Жалкая жизнь журналиста Журова - страница 25



Не успели они рассмеяться, как рядом нарисовалась хорошенькая голубоглазая блондинка, в обтягивающих стройные ножки джинсиках и модных сапожках.

– Коля, привет! – затараторила она. – Помнишь меня? Мы в одной школе учились, только я на класс младше. Я Оля Петровская!

– Конечно, помню, – приветливо отозвался вежливый Николаша. – Знакомься, мои друзья: Алексей и Борис.

Возникла пауза. Леха в нерешительности посмотрел на Журова, тот подмигнул ему и немедленно предложил девушке присоединиться к их компании.

– Ой, я не одна, я с подружкой!

– Давай сюда подружку! – восторженно проревел Леха, ринувшись на поиски свободного стула.

У красивых девушек подружки обычно совсем никакие – они или невзрачные серые мышки, или толстушки, или гренадеры под два метра. Наихудший вариант подружки – не красивая, но очень умная! Оля же вернулась с наиаппетитнейшей, буквально излучающей сексуальную энергию, ладной брюнеткой, которую представила не просто как Лену, а с ударением на фамилию – Дитмар. Из чего следовало заключить, что либо папа Дитмар, либо дед, а то и прадед Дитмар чем-то знаменит.

«Не успел я подумать о хорошей русской девочке, как тут же попал на пятый пункт. Интересно, если у меня с ней что-то будет, отца тоже вызовут на дружескую беседу?» – мысленно усмехнулся Журов, с готовностью усаживая девушку рядом. Николаша от борьбы за внимание девушек устранился. Благодарный другу Леха соловьем запел вокруг Оли. Когда заиграла музыка, на месте уже никто не остался. Журов танцевал в своей манере: иногда замирал, едва покачиваясь в такт, и крепко прижимал к себе Лену, зарываясь лицом в ее роскошные волосы. Ее запах – чуть-чуть пота и каких-то незамысловатых, но тонких духов – будоражил его. Она не противилась, похоже, ей было приятно.

Выходить на мороз после закрытия ресторана, чтобы посмотреть, как устроились ребята, наотрез отказалась Оля, сколько Леха ни клялся проводить обратно в целости и сохранности. Лена не поддерживала ни подругу, ни Леху, Журов только загадочно улыбался и от уговоров воздерживался. На прощание остановились на промежуточном варианте – завтра сразу после завтрака идти гулять на Финский залив, а потом варить глинтвейн в Домжуре. Ни с того ни с сего Журов крикнул вдогонку уходящим девушкам:

– Если вдруг передумаете, будем рады. Только бросьте снежком в окно. Мое – крайнее левое на первом этаже с фасада!

– Обязательно, – язвительно ответила Лена, и они упорхнули.

– Боб, ты с ума сошел? Обидятся же! Чего ты не помог уболтать их? Ленка пошла бы, вон как на тебя смотрела… А за ней и Оля, – выпалил Леха, как только подруги скрылись из виду.

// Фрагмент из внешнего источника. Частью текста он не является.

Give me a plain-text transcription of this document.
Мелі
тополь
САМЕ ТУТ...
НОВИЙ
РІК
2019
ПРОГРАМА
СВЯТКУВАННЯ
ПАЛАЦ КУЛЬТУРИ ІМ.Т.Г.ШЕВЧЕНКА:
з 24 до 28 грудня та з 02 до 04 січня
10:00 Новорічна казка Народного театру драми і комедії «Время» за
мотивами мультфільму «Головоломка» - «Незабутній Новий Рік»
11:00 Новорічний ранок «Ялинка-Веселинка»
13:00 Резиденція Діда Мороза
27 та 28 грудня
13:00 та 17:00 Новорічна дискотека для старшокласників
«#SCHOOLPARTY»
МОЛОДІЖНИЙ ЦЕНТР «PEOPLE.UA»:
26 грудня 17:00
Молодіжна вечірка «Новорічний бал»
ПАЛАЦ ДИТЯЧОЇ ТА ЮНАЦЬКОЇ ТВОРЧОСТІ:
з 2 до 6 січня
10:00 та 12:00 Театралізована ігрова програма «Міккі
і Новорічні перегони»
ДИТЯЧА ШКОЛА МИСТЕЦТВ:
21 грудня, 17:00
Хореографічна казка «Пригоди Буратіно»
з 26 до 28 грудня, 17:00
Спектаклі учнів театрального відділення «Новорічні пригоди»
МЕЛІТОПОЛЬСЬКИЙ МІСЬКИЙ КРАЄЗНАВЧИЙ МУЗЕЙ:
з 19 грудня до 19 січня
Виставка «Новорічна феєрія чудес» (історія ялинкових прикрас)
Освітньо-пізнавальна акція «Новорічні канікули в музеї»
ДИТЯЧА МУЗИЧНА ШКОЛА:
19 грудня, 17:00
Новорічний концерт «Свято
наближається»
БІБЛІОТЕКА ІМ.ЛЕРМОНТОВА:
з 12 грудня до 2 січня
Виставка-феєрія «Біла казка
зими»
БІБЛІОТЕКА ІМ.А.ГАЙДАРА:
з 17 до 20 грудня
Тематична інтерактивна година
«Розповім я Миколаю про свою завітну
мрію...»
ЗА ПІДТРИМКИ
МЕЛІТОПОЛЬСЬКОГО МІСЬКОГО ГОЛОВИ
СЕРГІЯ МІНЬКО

– Видимо, потому что устал с дороги… Пришлось бы долго сидеть, что-то говорить, уламывать… Хотя, должен признать, девчонки мировые. Кстати, – тем же усталым голосом старшего товарища, привыкшего направлять неопытных юнцов, продолжил Журов, – вопрос, что делать втроем с двумя? Если только Николаша не согласился бы перекантоваться на веранде. У нас уйма времени. Нимф еще ваших киношных расколдовывать… Или уже забыли?

– Возможно, ты прав… – пробормотал Леха. – Нимф забыть невозможно. Хотя… Колян, если что, пойдешь спать на веранду?

– Лешка, а ты пойдешь, если что, туда спать? – вопросом на вопрос ответил Николаша.

– Николенька, брат, да если ты притащишь девчонку, я ради тебя готов не то что на веранде, а в сугробе… столько, сколько тебе заблагорассудится. Хоть до самого утра! Лишь бы ты, дорогой мой друг, мог спокойно покувыркаться! – Леха обнял Николашу за шею и звонко поцеловал в голову.